Нет в истории времени, когда один человек не строил бы преступных планов, а второй пытался если не помешать, то хотя бы найти преступника, чтобы воздать последнему по заслугам. Так и Сыскная Полиция Российской Империи стояла на переднем крае борьбы.

Оглавление

Глава третья. Снова расспросы

— Замечательно, — сказал Иван Дмитриевич, поднял взгляд, прищурив глаза, казалось, витал где—то далеко. но не здесь, в лесочке близь станции Стрельна, возле тела незнакомого молодого человека, — да, — Путилин, словно очнулся от задумчивости. — продолжай, Миша, поиски, может, ещё что будет найдено.

— Иван Дмитрич. — к начальнику сыскной полиции подошёл исправник и заглянул в квитанцию, — но здесь только фамилия значится, — прочитал по слогам неразборчивый почерк, — Мико или мика, видимо Микотин или Микатин и ничего более?

— Нет, дорогой Константин Николаевич, — Путилин помахал бумажкой в воздухе, — это уже след и от него мы будем тянуть ниточку, не могу знать, куда она приведёт, но, однако же, смею думать, что в нужном направлении, — потом закусил нижнюю губу и добавил, — хотя всякие чудеса бывают в нашей службе.

Поиски в лесочке длились не более получаса, заглядывали под каждый куст, тревожили снежные кучи, но все без толку, ничего найдено не было, кроме прошлогодней листвы да упавших с деревьев сухих сучьев.

— Что ж, любезный господин Колмаков, — Путилин улыбнулся, — теперь к вашему счастливцу.

— Какому? — Изумился исправник.

— Как же? К тому, которому посчастливилось наткнуться на столь неприятную находку.

— Вы про Степанова?

— Именно про него.

Возвращались той же дорогой, вдоль железнодорожных путей и, как понял Иван Дмитриевич, в то же служебное помещение, которое облюбовал исправник или там часто останавливался, будучи на станции. Настроение, не смотря на смерть молодого человека, в столь ранние годы лишённого самого дорогого — жизни, улучшилось. Найденная квитанция вселяла маленькую надежду, что опознание убитого дело недалёкого будущего, а там… Вот «там» загадывать не хотелось, уж очень в иной раз становилось «там» непредсказуемым.

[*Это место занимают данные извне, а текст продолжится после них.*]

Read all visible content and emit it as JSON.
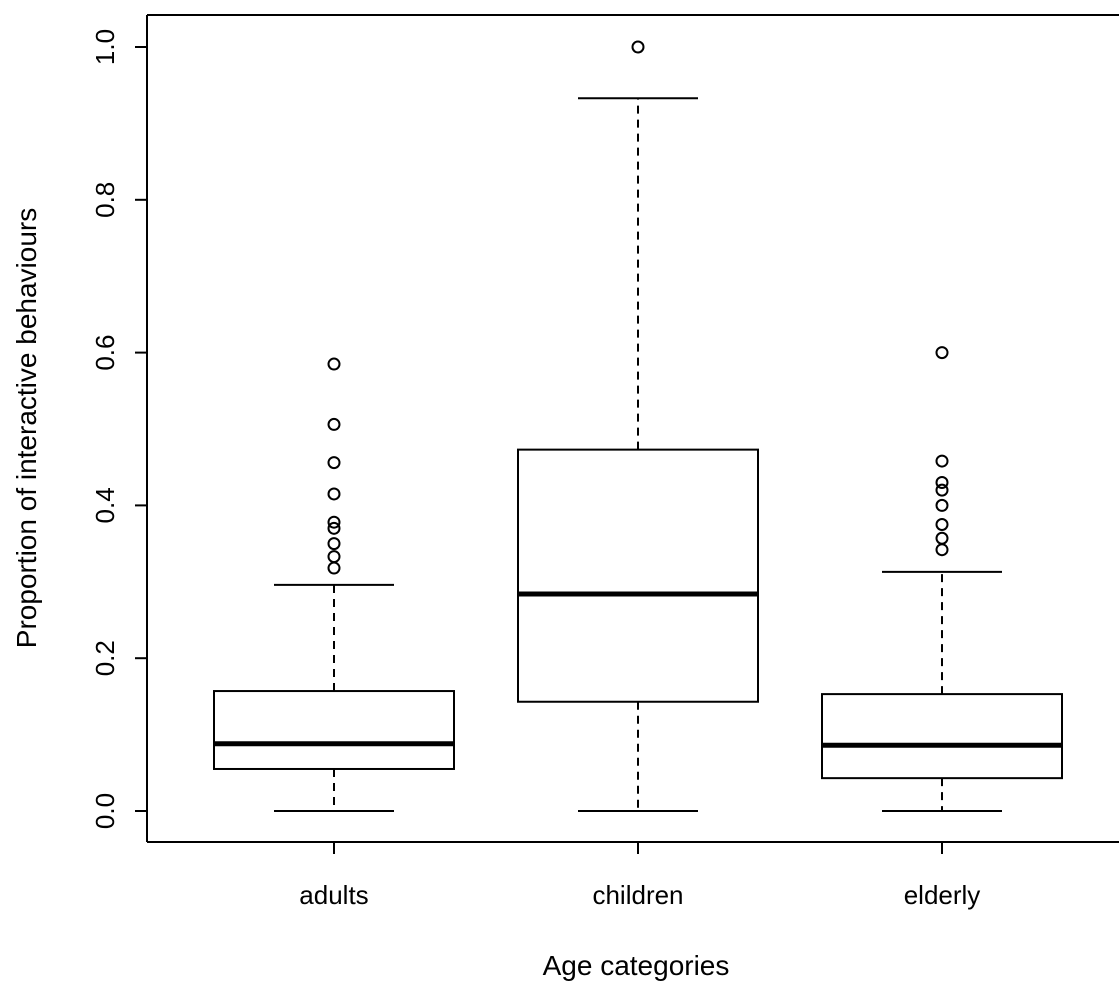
{
  "chart_data": {
    "type": "boxplot",
    "title": "",
    "xlabel": "Age categories",
    "ylabel": "Proportion of interactive behaviours",
    "categories": [
      "adults",
      "children",
      "elderly"
    ],
    "ylim": [
      -0.04,
      1.04
    ],
    "yticks": [
      0.0,
      0.2,
      0.4,
      0.6,
      0.8,
      1.0
    ],
    "ytick_labels": [
      "0.0",
      "0.2",
      "0.4",
      "0.6",
      "0.8",
      "1.0"
    ],
    "boxes": [
      {
        "category": "adults",
        "whisker_low": 0.0,
        "q1": 0.055,
        "median": 0.088,
        "q3": 0.157,
        "whisker_high": 0.296,
        "outliers": [
          0.318,
          0.333,
          0.35,
          0.37,
          0.378,
          0.415,
          0.456,
          0.506,
          0.585
        ]
      },
      {
        "category": "children",
        "whisker_low": 0.0,
        "q1": 0.143,
        "median": 0.284,
        "q3": 0.473,
        "whisker_high": 0.933,
        "outliers": [
          1.0
        ]
      },
      {
        "category": "elderly",
        "whisker_low": 0.0,
        "q1": 0.043,
        "median": 0.086,
        "q3": 0.153,
        "whisker_high": 0.313,
        "outliers": [
          0.342,
          0.357,
          0.375,
          0.4,
          0.42,
          0.43,
          0.458,
          0.6
        ]
      }
    ],
    "grid": false,
    "legend": "none"
  }
}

Степанов, оказавшийся станционным служителем, был небольшого роста, с чёрной щетиной на лице и маленькими бегающими глазками, словно нашкодил, и теперь не знает, куда спрятать взгляд. И лицо, немного одутловатое, и трясущиеся руки, как отметил Путилин, говорили о бессонной ночи, в течение которой выпито служителем было немало. Степанов вскочил со стула, когда исправник и начальник сыскной полиции вошли в служебное помещение.

Иван Дмитриевич внимательно осмотрел служителя с головы до ног, отметив, что не взирая на нездоровый вид, форменная одежда выглажена, без единого пятнышка, выглядывал накрахмаленный воротничок белоснежной рубашки. Только вот брюки снизу запачканы пятнами свежей грязи и довольно большое на правом колене, видимо, как наткнулся на обезглавленный труп, так бросился стремглав бежать, не разбирая дороги, то ли испугался, то ли по иной причине.

Степанов от пристального взгляда незнакомого господина, в котором он признал большого начальника, сконфузился и как—то даже в росте стал меньше, чувствуя себя виноватым, не понятно за что и украдкой бросал взгляды на мужчину в летах, облаченном в статский костюм, Путилин понял, что это начальник станции и в его присутствии Степанов правды не скажет.

— Константин Николаевич, — Путилин повернул голову к исправнику, — для пользы дела мне хотелось бы поговорить с господином Степановым, тет—о—тет, в приватной, так сказать, обстановке, — и глазами указал на начальника станции.

Константин Николаевич понятливо улыбнулся.

— Не вижу препятствий, Селиван, — крикнул Колмаков. — проводи господина Путилина в залу для гостей.

— Следуйте за мной, — перед Путилиным, словно из воздуха, появился полицейский, держа руку на эфесе сабли.

Исправник подтолкнул Степанова, мол, иди за петербургским гостем.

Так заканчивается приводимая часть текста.